Blake Edwards‘s parody of/tribute to slapstick comedy is obscenely overlong and insistently hammy, but so what? It’s highly inventive, self-conscious camp, made in 1965, well before the genre wore itself out in superciliousness. The story centers on a New York to Paris road race (think about that for a while) between the Great Leslie, a white-suited, teeth-flashing Tony Curtis, and the unscrupulous Professor Fate— Jack Lemmon in a Mack Sennett mustache. Very funny; creatively vulgar. 160 min.
A musical remake (1932) of Ernst Lubitsch‘s silent The Marriage Circle, directed from a detailed Lubitsch plan by George Cukor. Maurice Chevalier is a doctor happily married to Jeanette MacDonald but temporarily distracted by Genevieve Tobin. Every so often, Chevalier interrupts the story to ask the audience for advice with the plaintive “What Would You Do?”—demonstrating that you could get away with things in a comedy that most people still won’t accept in a drama. Very funny and very highly recommended.
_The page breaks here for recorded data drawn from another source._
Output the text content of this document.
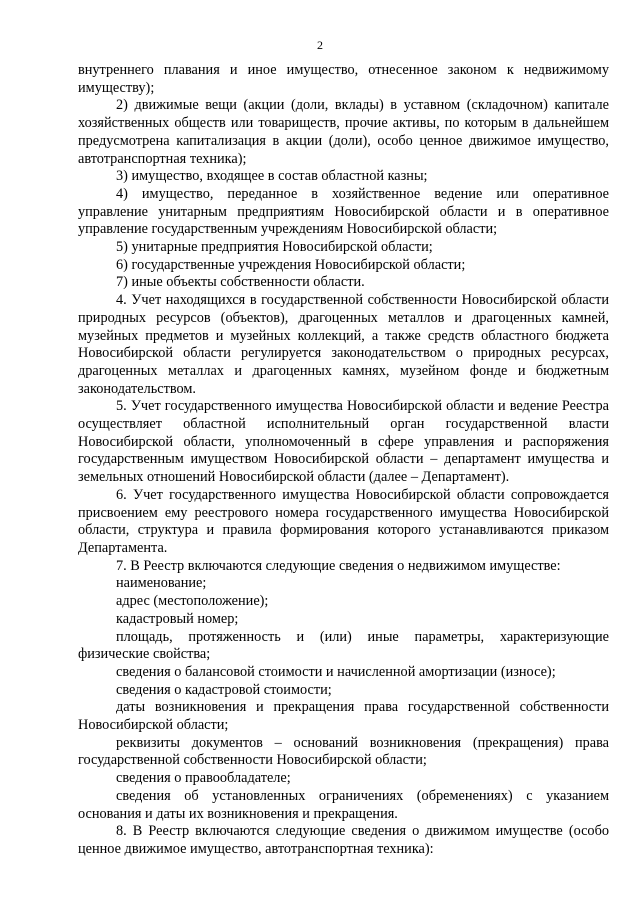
2

внутреннего плавания и иное имущество, отнесенное законом к недвижимому имуществу);

2) движимые вещи (акции (доли, вклады) в уставном (складочном) капитале хозяйственных обществ или товариществ, прочие активы, по которым в дальнейшем предусмотрена капитализация в акции (доли), особо ценное движимое имущество, автотранспортная техника);

3) имущество, входящее в состав областной казны;

4) имущество, переданное в хозяйственное ведение или оперативное управление унитарным предприятиям Новосибирской области и в оперативное управление государственным учреждениям Новосибирской области;

5) унитарные предприятия Новосибирской области;

6) государственные учреждения Новосибирской области;

7) иные объекты собственности области.

4. Учет находящихся в государственной собственности Новосибирской области природных ресурсов (объектов), драгоценных металлов и драгоценных камней, музейных предметов и музейных коллекций, а также средств областного бюджета Новосибирской области регулируется законодательством о природных ресурсах, драгоценных металлах и драгоценных камнях, музейном фонде и бюджетным законодательством.

5. Учет государственного имущества Новосибирской области и ведение Реестра осуществляет областной исполнительный орган государственной власти Новосибирской области, уполномоченный в сфере управления и распоряжения государственным имуществом Новосибирской области – департамент имущества и земельных отношений Новосибирской области (далее – Департамент).

6. Учет государственного имущества Новосибирской области сопровождается присвоением ему реестрового номера государственного имущества Новосибирской области, структура и правила формирования которого устанавливаются приказом Департамента.

7. В Реестр включаются следующие сведения о недвижимом имуществе:

наименование;

адрес (местоположение);

кадастровый номер;

площадь, протяженность и (или) иные параметры, характеризующие физические свойства;

сведения о балансовой стоимости и начисленной амортизации (износе);

сведения о кадастровой стоимости;

даты возникновения и прекращения права государственной собственности Новосибирской области;

реквизиты документов – оснований возникновения (прекращения) права государственной собственности Новосибирской области;

сведения о правообладателе;

сведения об установленных ограничениях (обременениях) с указанием основания и даты их возникновения и прекращения.

8. В Реестр включаются следующие сведения о движимом имуществе (особо ценное движимое имущество, автотранспортная техника):
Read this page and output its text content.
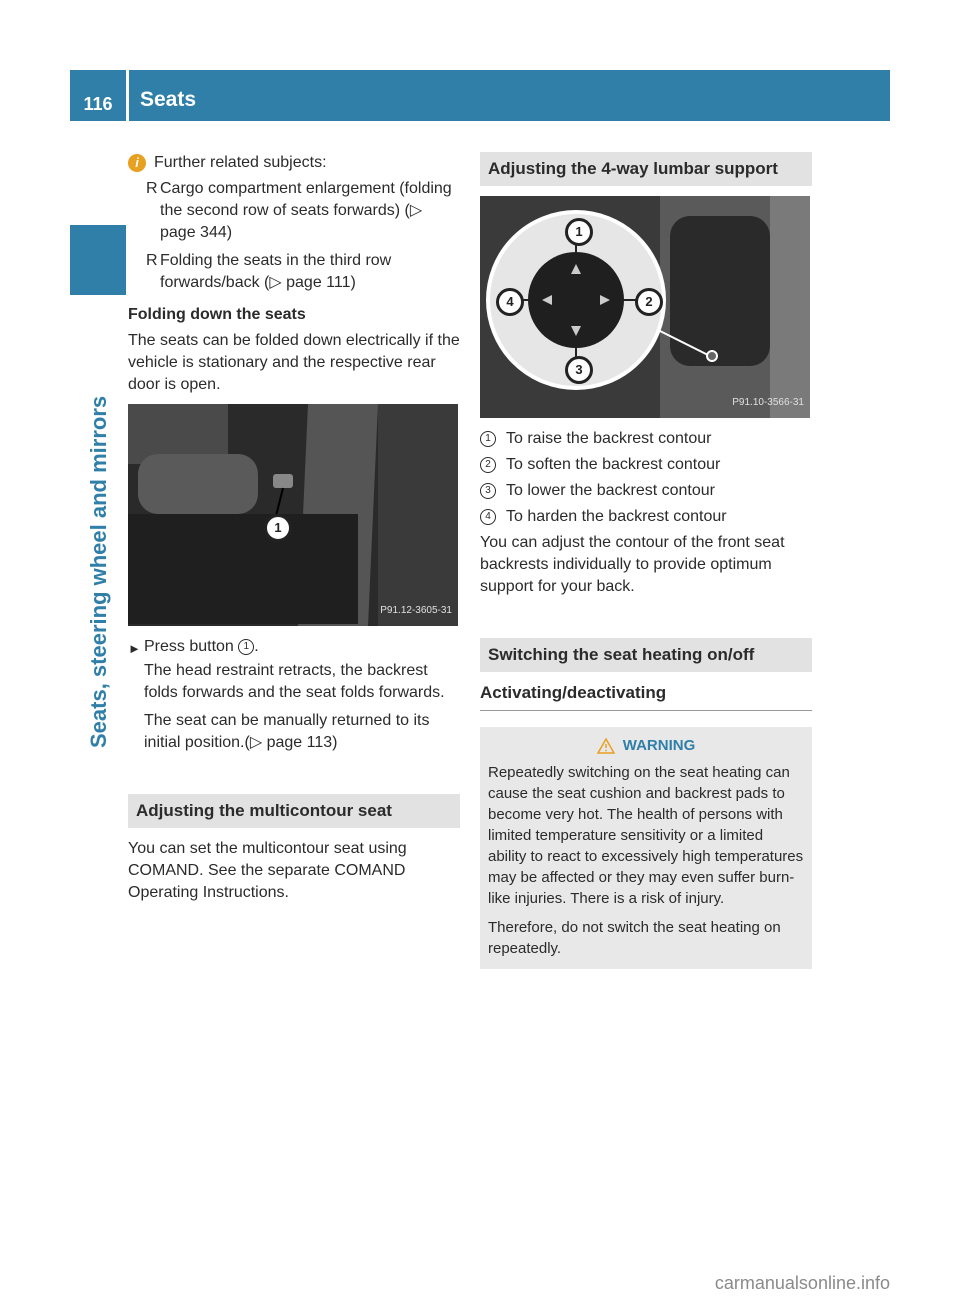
116	Seats
Seats, steering wheel and mirrors
i Further related subjects:
R Cargo compartment enlargement (folding the second row of seats forwards) (▷ page 344)
R Folding the seats in the third row forwards/back (▷ page 111)
Folding down the seats

The seats can be folded down electrically if the vehicle is stationary and the respective rear door is open.

1
P91.12-3605-31
► Press button 1 .

The head restraint retracts, the backrest folds forwards and the seat folds forwards.

The seat can be manually returned to its initial position.(▷ page 113)

Adjusting the multicontour seat

You can set the multicontour seat using COMAND. See the separate COMAND Operating Instructions.

Adjusting the 4-way lumbar support
1
2
3
4
P91.10-3566-31
1 To raise the backrest contour
2 To soften the backrest contour
3 To lower the backrest contour
4 To harden the backrest contour

You can adjust the contour of the front seat backrests individually to provide optimum support for your back.

Switching the seat heating on/off
Activating/deactivating
WARNING

Repeatedly switching on the seat heating can cause the seat cushion and backrest pads to become very hot. The health of persons with limited temperature sensitivity or a limited ability to react to excessively high temperatures may be affected or they may even suffer burn-like injuries. There is a risk of injury.

Therefore, do not switch the seat heating on repeatedly.

carmanualsonline.info
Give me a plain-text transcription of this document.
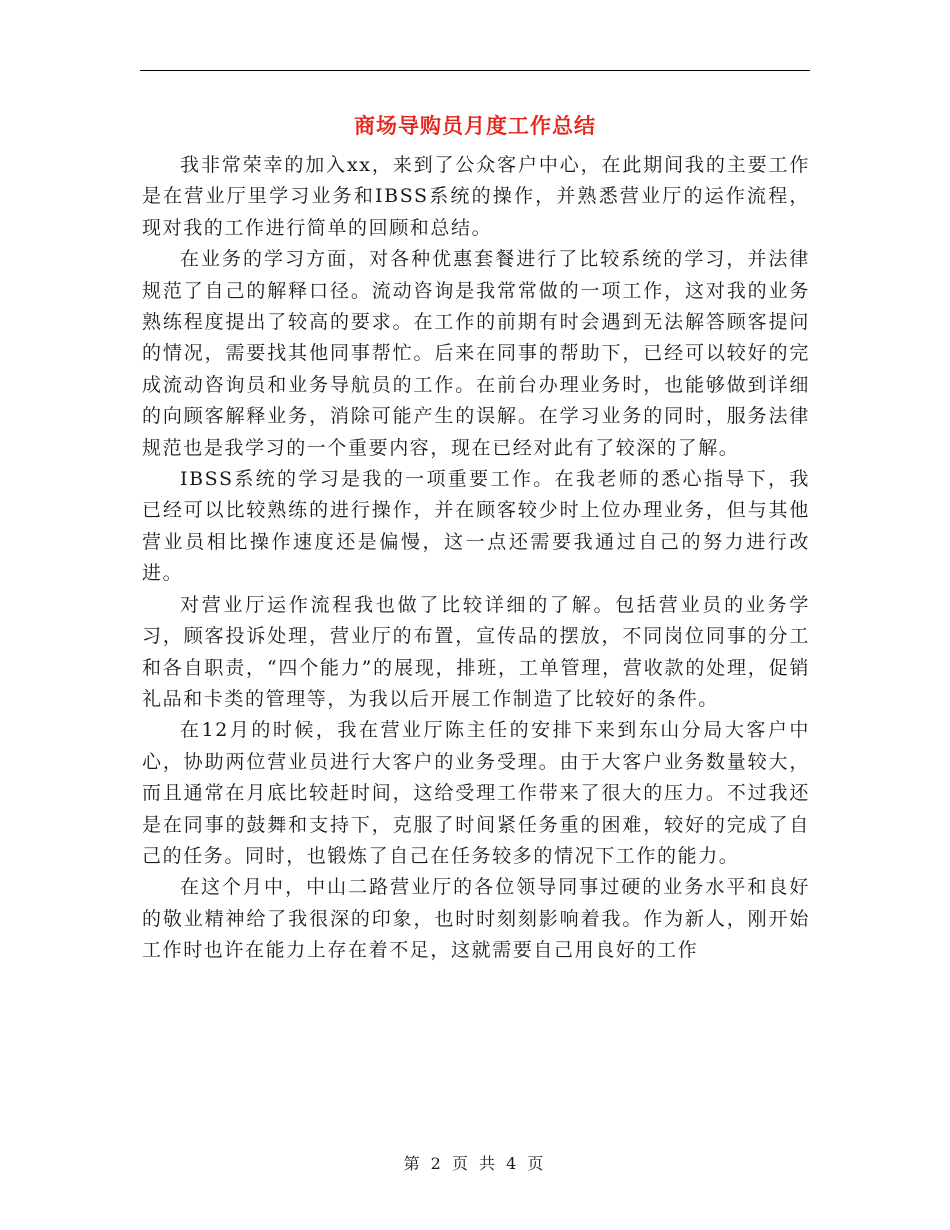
商场导购员月度工作总结

我非常荣幸的加入xx，来到了公众客户中心，在此期间我的主要工作是在营业厅里学习业务和IBSS系统的操作，并熟悉营业厅的运作流程，现对我的工作进行简单的回顾和总结。

在业务的学习方面，对各种优惠套餐进行了比较系统的学习，并法律规范了自己的解释口径。流动咨询是我常常做的一项工作，这对我的业务熟练程度提出了较高的要求。在工作的前期有时会遇到无法解答顾客提问的情况，需要找其他同事帮忙。后来在同事的帮助下，已经可以较好的完成流动咨询员和业务导航员的工作。在前台办理业务时，也能够做到详细的向顾客解释业务，消除可能产生的误解。在学习业务的同时，服务法律规范也是我学习的一个重要内容，现在已经对此有了较深的了解。

IBSS系统的学习是我的一项重要工作。在我老师的悉心指导下，我已经可以比较熟练的进行操作，并在顾客较少时上位办理业务，但与其他营业员相比操作速度还是偏慢，这一点还需要我通过自己的努力进行改进。

对营业厅运作流程我也做了比较详细的了解。包括营业员的业务学习，顾客投诉处理，营业厅的布置，宣传品的摆放，不同岗位同事的分工和各自职责，“四个能力”的展现，排班，工单管理，营收款的处理，促销礼品和卡类的管理等，为我以后开展工作制造了比较好的条件。

在12月的时候，我在营业厅陈主任的安排下来到东山分局大客户中心，协助两位营业员进行大客户的业务受理。由于大客户业务数量较大，而且通常在月底比较赶时间，这给受理工作带来了很大的压力。不过我还是在同事的鼓舞和支持下，克服了时间紧任务重的困难，较好的完成了自己的任务。同时，也锻炼了自己在任务较多的情况下工作的能力。

在这个月中，中山二路营业厅的各位领导同事过硬的业务水平和良好的敬业精神给了我很深的印象，也时时刻刻影响着我。作为新人，刚开始工作时也许在能力上存在着不足，这就需要自己用良好的工作

第 2 页 共 4 页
With most of the humor predicated on homosexual panic, this Dustin Hoffman drag comedy plays like the reactionary inverse of Blake Edwards‘s Victor/Victoria: it’s a film about sex roles that upholds and solidifies strict polarities, styled as safe situation comedy rather than Edwards’s rousing, vulgar farce. Just as Kramer vs. Kramer carried the subliminal point that fathers make the best mothers, so does Tootsie (1982) suggest that men — given the chance — make the best women. As an unsuccessful actor who lands a female part on a soap opera, Hoffman learns a firsthand lesson in chauvinism, an experience that allows him to lecture his costars — Jessica Lange, Teri Garr — on women’s rights. Sydney Pollack‘s professional direction gives the choppy, errant material the appearance of smoothness and integrity, and there are several solid laughs and some excellent supporting performances. But this is a film to be wary of. With Charles Durning and Bill Murray. 116 min.